Bill Woodcock woody at pch.net
Tue Jul 16 15:18:06 PDT 2013


On Jul 16, 2013, at 3:08 PM, Zack Brisson <zack at thereboot.org> wrote:
> Have there been nuanced and balanced explorations of how the U.N. (or another international organ) could serve as reasonably equitable hub for a multi-stakeholder Internet from actors others than those with a clear position biasing their analysis? Having worked closely with the U.N., I am under no illusions as its infallibility or consistent effectiveness. But is this "End of the Internet/Internet Freedom" truly an inevitable outcome for either technical or political reasons?

It's not a question of the "end of the Internet," it's a question of whether the U.N. has any way to facilitate the continuance of bottom-up multistakeholder governance (since that's not how they operate, and none of their structures natively support non-governmental decision-making), and at a greater degree of remove, whether any nationalistic form of governance would, in the long run, preserve the end-to-end model.

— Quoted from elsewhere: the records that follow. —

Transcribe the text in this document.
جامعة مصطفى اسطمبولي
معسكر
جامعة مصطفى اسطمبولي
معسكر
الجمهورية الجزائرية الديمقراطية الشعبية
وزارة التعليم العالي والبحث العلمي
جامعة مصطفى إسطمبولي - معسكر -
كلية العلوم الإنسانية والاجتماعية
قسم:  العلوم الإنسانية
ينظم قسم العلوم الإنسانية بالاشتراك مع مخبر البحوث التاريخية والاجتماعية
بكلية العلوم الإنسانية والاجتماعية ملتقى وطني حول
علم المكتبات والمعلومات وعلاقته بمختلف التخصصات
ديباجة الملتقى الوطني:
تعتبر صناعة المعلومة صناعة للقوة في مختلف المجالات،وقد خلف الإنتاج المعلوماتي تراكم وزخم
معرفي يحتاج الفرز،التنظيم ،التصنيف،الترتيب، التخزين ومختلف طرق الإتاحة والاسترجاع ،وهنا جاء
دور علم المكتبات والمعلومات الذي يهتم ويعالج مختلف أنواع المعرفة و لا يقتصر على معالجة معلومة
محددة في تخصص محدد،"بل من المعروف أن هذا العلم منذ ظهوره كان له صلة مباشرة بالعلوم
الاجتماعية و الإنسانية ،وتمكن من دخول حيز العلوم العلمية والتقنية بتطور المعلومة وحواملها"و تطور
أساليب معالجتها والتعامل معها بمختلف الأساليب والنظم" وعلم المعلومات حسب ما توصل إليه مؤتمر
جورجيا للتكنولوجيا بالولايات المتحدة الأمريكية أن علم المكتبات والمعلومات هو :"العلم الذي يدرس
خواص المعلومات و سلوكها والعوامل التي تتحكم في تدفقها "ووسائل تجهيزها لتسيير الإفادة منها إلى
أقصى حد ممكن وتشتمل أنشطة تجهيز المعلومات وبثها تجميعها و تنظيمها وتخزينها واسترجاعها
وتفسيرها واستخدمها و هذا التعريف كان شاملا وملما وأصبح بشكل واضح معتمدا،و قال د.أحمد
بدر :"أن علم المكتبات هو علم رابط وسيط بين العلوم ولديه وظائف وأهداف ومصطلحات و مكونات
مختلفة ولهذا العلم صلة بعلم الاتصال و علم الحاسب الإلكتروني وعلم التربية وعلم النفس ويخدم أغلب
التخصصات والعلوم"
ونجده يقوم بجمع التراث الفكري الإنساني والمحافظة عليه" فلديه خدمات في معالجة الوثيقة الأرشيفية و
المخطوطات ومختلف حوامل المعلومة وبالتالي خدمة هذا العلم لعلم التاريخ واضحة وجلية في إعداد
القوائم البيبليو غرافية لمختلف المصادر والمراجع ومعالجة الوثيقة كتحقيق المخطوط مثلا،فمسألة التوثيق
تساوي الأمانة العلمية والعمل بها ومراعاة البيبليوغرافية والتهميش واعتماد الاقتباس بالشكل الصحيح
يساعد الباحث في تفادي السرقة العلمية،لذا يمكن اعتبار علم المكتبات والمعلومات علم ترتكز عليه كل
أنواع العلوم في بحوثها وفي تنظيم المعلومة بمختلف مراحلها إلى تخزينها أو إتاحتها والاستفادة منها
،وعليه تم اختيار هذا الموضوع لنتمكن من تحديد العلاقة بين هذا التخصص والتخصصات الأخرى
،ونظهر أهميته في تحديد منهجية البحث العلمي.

Most people believe that if governments were to gain control over Internet governance, that they'd do what they do with everything else, and start making national-scale divergences from the current global standards. They're strongly incentivized to do so, at the expense of global markets, and the global public, the vast majority of whom are not their constituents.  It's a potential tragedy of the commons, which is held in check by the fact that it's currently communally governed, rather than individually governed, so it's governed in the common good, rather than to the maximization of individual goods at the expense of the whole.

It's very difficult to talk for very long about the abstract theory of all this, before someone drags in the actual, more complicated, situation, wherein the U.N. isn't just the U.N., but also the ITU, and the ITU isn't just the ITU, but the ITU staff, and three camps of ITU member states that are at odds with each other, and that whole mess is just a pawn in the larger WTO chess-match, etc., etc., etc.